La vicenda era emersa nel 2016 dopo l’allontanamento dei minori dalla casa della madre in quanto trovati in condizioni igieniche gravi. Le segnalazioni sulle presunte violenze sessuali partirono dagli operatori della Comunità che ospitava due delle bambine. Nella tesi dell’accusa, la madre avrebbe fatto prostituire i 3 figli per denaro e sarebbero state poi le stesse vittime a fornire degli elementi ai magistrati della Procura di Catania che chiesero ed ottennero nel 2018 l’arresto dei tre imputati.

Il caso dei tre diari

Nella sua analisi, l’avvocato Schepis denuncia alcune anomalie che, a suo parere sarebbero emerse nel corso del processo, a cominciare dall’esame dei diari, “tre in tutto”, tra cui 2 nella disponibilità del genitore della famiglia collocataria del più piccolo dei minori e quello della Comunità, ma solo in Appello “si è potuto confrontare il diario della Comunità con quelli del genitore collocatario, ed è lì che sono emerse gravi anomalie” spiega l’avvocato Schepis.

Il nome del carabiniere nel diario, “una manipolazione”

Secondo quanto sostenuto dal legale, nei due diari in possesso di quella famiglia sarebbero venute fuori delle difformità, la più evidente, nella tesi dell’avvocato, consisterebbe nell’indicazione di un uomo, evidentemente quello che si riteneva essere il presunto violentatore. Se nella prima stesura sarebbe stato chiamato Maikol, in quella successiva sarebbe stato scritto il nome dell’imputato con la sua qualifica professionale…. “il carabiniere”.

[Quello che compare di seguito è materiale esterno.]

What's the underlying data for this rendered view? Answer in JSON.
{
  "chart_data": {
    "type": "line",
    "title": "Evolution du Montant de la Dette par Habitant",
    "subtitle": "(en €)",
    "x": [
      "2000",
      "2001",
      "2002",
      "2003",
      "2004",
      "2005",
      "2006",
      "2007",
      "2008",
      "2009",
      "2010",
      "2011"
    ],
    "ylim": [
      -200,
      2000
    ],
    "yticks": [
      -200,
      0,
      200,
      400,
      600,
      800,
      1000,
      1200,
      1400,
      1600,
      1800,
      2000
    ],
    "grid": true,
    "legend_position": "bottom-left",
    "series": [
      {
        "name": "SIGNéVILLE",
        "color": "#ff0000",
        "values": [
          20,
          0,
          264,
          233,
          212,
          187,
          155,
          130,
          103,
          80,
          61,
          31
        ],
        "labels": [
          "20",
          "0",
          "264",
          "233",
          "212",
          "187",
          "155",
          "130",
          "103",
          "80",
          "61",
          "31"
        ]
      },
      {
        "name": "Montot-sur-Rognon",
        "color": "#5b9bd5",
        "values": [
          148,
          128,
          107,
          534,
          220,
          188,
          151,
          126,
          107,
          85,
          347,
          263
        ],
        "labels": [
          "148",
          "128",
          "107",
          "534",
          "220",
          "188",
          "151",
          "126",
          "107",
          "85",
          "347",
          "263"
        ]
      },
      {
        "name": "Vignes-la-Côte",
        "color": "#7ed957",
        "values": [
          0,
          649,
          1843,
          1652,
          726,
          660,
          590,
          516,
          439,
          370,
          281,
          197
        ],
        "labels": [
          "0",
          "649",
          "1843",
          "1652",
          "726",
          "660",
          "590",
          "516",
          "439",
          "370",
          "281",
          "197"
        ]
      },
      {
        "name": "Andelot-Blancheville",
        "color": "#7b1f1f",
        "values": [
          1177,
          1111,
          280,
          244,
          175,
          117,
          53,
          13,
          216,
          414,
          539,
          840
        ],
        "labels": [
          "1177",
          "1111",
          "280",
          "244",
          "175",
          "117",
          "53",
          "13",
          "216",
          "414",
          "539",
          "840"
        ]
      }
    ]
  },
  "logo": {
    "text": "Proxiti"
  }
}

“È stata una manipolazione gravissima, su cui sarebbe auspicabile un approfondimento anche da parte della magistratura” taglia corto l’avvocato Schepis.

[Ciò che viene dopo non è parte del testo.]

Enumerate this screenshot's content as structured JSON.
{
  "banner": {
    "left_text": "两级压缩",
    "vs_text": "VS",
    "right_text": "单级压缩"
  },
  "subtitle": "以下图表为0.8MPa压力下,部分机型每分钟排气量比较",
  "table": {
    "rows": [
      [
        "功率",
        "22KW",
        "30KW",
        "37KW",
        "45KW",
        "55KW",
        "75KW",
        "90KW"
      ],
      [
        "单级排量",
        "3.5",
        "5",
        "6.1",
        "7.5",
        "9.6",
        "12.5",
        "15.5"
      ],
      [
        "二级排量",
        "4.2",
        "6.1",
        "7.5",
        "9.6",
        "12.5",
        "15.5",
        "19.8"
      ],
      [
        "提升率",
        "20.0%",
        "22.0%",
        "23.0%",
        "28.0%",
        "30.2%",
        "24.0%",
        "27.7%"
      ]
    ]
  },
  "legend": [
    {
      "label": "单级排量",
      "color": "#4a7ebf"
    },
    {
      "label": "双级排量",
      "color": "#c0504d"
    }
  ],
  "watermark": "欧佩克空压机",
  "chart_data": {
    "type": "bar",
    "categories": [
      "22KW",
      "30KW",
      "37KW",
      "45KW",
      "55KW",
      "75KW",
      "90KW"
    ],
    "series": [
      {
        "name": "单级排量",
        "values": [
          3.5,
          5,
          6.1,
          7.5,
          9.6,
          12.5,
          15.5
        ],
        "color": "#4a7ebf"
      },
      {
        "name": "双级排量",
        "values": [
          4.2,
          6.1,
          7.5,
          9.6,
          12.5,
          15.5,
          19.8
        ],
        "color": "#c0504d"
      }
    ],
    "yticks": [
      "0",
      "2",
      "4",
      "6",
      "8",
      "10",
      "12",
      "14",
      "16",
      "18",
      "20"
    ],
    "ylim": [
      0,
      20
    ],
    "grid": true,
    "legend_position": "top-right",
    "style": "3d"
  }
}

Le dichiarazioni dei testimoni

Il difensore, inoltre, afferma che il dibattimento avrebbe evidenziato delle contraddizioni, in particolare tra le dichiarazioni degli operatori della comunità e quanto indicato nei documenti ufficiali.

“E’ stato uno degli aspetti – dice l’avvocato Antonella Schepis – più gravi dell’intero processo. In primo grado, la responsabile della comunità, la psicologa e alcuni educatori hanno dichiarato di aver ricevuto dai minori confidenze riguardanti presunti abusi, affermando di averle annotate nel diario della comunità. Tuttavia, quel diario – che loro stessi hanno definito un documento obbligatorio e meticoloso, dove si annotavano anche fatti minimi come la consegna di un euro per un panino – non conteneva nulla di tutto ciò.  Nessuna delle gravi accuse di abuso riferite in aula trovava riscontro scritto”. L’avvocato, sulla scorta della “lettura del diario ufficiale della Comunità” solleva perplessità sulla gestione della stessa struttura e sulla rapidità dei tempi di adozione per alcune famiglie.

Il legale della madre dei bimbi

Pure il legale della madre dei bimbi, l’avvocato Coletta Dinaro, parla di criticità nell’ipotesi accusatoria. “A nostro avviso – dice l’avvocato Dinaro – erano evidenti palesi criticità che conducevano verso una contaminazione dei ricordi dei bambini. È infatti emerso sin da subito l’insussistenza di quegli elementi , quali la spontaneità  e l’autonomia del racconto fornito dai minori,  avvenuto, secondo la prospettazione accusatoria, singolarmente e senza un contatto tra di loro. Allora stesso modo, già in sede di indagini emergeva l’insussistenza di molteplici telefonate tra gli indagati,  insussistenza che si e’ stigmatizzata anche nel compendio probatorio dibattimentale”.